The problem is due to the fact that we split the line, because we we have a limit of 50 'move' operations per line,presumably to satisfy some ancient version of Acrobat, and the rounding error on the TrueType metrics results in a lot of frankly spurious miniscule movements to each glyph, which means we hit this limit far more than we should.

When we split the line we need to make sure that the new line starts from the correct point, so we track the current position as we do. The problem was that we were adding the word spacing (Tw) when we encountered a 0x20 byte. Normally this is correct, but for multi-byte fonts it is not, we never apply word spacing to a character code which is defined by more than one byte.
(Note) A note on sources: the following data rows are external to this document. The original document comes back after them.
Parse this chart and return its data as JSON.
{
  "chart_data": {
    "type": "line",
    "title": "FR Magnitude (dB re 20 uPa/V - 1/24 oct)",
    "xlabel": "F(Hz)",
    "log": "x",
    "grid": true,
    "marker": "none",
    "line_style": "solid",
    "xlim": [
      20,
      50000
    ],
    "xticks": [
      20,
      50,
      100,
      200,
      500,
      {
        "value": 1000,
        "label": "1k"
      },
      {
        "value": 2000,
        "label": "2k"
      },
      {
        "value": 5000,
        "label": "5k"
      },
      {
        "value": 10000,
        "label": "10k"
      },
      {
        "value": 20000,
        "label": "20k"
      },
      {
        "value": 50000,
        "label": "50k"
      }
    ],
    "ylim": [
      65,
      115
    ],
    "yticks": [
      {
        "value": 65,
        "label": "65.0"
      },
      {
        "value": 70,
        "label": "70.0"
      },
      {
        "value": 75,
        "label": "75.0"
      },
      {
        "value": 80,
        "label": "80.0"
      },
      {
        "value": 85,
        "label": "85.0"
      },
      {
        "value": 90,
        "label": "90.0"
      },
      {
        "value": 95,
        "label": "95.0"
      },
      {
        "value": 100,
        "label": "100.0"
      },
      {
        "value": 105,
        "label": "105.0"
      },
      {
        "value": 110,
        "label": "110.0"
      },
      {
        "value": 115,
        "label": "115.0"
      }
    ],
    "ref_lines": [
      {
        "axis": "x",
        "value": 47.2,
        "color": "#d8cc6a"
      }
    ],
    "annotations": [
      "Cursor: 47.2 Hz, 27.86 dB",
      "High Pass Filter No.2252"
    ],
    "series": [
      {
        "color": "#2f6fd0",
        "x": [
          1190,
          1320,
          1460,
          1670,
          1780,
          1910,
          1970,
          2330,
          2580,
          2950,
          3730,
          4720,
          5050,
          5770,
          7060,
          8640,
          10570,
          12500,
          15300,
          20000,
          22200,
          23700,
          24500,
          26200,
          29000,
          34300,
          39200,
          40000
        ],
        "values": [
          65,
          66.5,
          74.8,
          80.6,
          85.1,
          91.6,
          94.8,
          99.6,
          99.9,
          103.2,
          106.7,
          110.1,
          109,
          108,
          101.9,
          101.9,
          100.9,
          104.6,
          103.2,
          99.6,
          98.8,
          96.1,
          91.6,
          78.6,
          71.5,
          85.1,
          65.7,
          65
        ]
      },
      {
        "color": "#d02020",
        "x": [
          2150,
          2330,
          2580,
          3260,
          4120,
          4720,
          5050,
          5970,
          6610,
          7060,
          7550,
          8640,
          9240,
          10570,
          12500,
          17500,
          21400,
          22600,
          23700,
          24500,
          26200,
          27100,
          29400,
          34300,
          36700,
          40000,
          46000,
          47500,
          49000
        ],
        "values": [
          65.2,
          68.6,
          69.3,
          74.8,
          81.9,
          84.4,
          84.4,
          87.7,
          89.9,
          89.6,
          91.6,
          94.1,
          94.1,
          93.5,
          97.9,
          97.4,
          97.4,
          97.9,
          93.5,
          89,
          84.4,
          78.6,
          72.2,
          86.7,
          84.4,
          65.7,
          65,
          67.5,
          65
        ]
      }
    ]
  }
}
As an added complication we apply this value to two similar, but different, metrics, and its important to make sure both are the same.

The fix I've been testing today solves this problem, exhibits small progressions in 2 of our test files and doesn't break any of the others.

I want to sort out the pointless tiny movements tomorrow, and will commit the fix then.

Well found by the way, this was a very subtle bug, though I strongly suspect the increasing use of CIDFonts will result in more files like this, so its good to get this fixed now.
Comment 9 Ken Sharp 2013-04-09 14:19:10 UTC
commit f7567c53867f01e9dd33a1f882bb489dc765b869 fixes the actual underlying problem here, if you plan to incorporate this and build Ghostscript then I would also reccomend that you take commit 5f5524b1f2ab76aff70b2b4a896b9474bdfb9501 as well as this results in a small but significant (~5%) decrease in file size and a slightly improved match with the original file.
Comment 10 freecorvette 2013-04-23 07:17:21 UTC
Confirming that the patch fixes the original issue. Thanks so much for looking into this and fixing it so fast!